Do total, cerca de 30 vagões foram preservados pelo Conselho Deliberativo do Fundo de Amparo ao Trabalhador (CODEFAT) para o patrimônio cultural do estado, dez deles serão destinados ao município de Bauru e cinco para o Museu Ferroviário Regional. Baratinha, Pimentinha, Pão de Forma, Loba, Francesa e Minissaia estão entre as locomotivas cotadas para ficarem na gare da antiga Estação Ferroviária de Bauru.
Segundo o Diretor da Divisão Técnica do Museu, Alex Gimenez, a maioria dos vagões estavam com alto grau de desgaste. “O DNIT colocou para serem leiloados somente os que não tem valor histórico. Em Triagem [antigo pátio de manobras com oficina mecânica] os vagões estão colocados um em cima do outro. São cerca de 600 vagões que estão cotados para leilão. O que aconteceu foi que os vagões e locomotivas da região foram trazidos para Bauru e virou esse sucatão”, contou.
Ainda segundo Alex, conseguir preservar alguns carros é importante. “A preservação serve para você conseguir entender como funcionava, como foi feito e quais eram os critérios para a construção daquele bem. Também há o resgate sentimental com o público o que está ligado diretamente com a memória. As pessoas que frequentam aqui são muito saudosistas”, explica.
A gare da antiga Estação Ferroviária já abriga carros que foram tombados e reformados esteticamente. Porém, o roubo de peças fundamentais como turbinas elétricas e a inexistência da rede aérea de energia impedem que máquinas como a V8, Russa e Vandeca funcionem. Já a Maria Fumaça, de 1919, ainda é um bem rodante e Alex coloca lenha na caldeira periodicamente. Ela carrega o vagão que recebeu o presidente Getúlio Vargas em 1938, os vagões de passageiro de primeira e de segunda classe.
Histórico do Abandono
A situação crítica das ferrovias começou em 1996, após o Programa Nacional de Desestatização (PND) promovida pelo governo do ex-presidente Fernando Henrique Cardoso.

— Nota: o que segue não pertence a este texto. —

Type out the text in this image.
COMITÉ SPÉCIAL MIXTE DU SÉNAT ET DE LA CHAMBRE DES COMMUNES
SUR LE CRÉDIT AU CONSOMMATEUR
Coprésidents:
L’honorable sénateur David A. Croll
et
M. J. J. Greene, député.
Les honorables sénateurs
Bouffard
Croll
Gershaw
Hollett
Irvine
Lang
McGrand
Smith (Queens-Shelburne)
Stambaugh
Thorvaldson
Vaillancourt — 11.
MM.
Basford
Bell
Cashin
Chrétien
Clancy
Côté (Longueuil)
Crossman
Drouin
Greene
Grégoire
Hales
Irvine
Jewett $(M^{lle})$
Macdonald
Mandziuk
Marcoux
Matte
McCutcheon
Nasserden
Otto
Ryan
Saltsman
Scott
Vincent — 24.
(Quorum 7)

Devido à crise financeira, à dívida e ao déficit que vinham se arrastando desde a década de 1980, as privatizações poderiam ser uma solução para aumentar o investimento e conseguir recuperar e modernizar a malha ferroviária do país.
Segundo dados pertencentes ao DNIT, “De 1980 a 1992, os sistemas ferroviários pertencentes à Rede Ferroviária Federal S.A. – RFFSA e à FEPASA – Ferrovia Paulista S.A., foram afetados de forma dramática, quando os investimentos reduziram-se substancialmente, atingindo, na RFFSA em 1989, apenas 19% do valor aplicado na década de 1980. Em 1984, a RFFSA, encontrava-se impossibilitada de gerar recursos suficientes à cobertura dos serviços da dívida contraída”.
Segundo o Diretor do Sindicato dos Ferroviários de Bauru, Roque Ferreira, “Em 1996, quando ocorreram as privatizações da Rede Ferroviária Federal e da Paulista, havia dois contratos. As operadoras privadas assinaram para a utilização de bens operacionais e de patrimônio. Entre eles estavam as oficinas, os prédios, vagões e máquinas. Dentro desse contrato de concessão, elas tinham uma obrigação: a de devolver para a União aquilo que receberam [de maneira] igual ou melhor”, explicou.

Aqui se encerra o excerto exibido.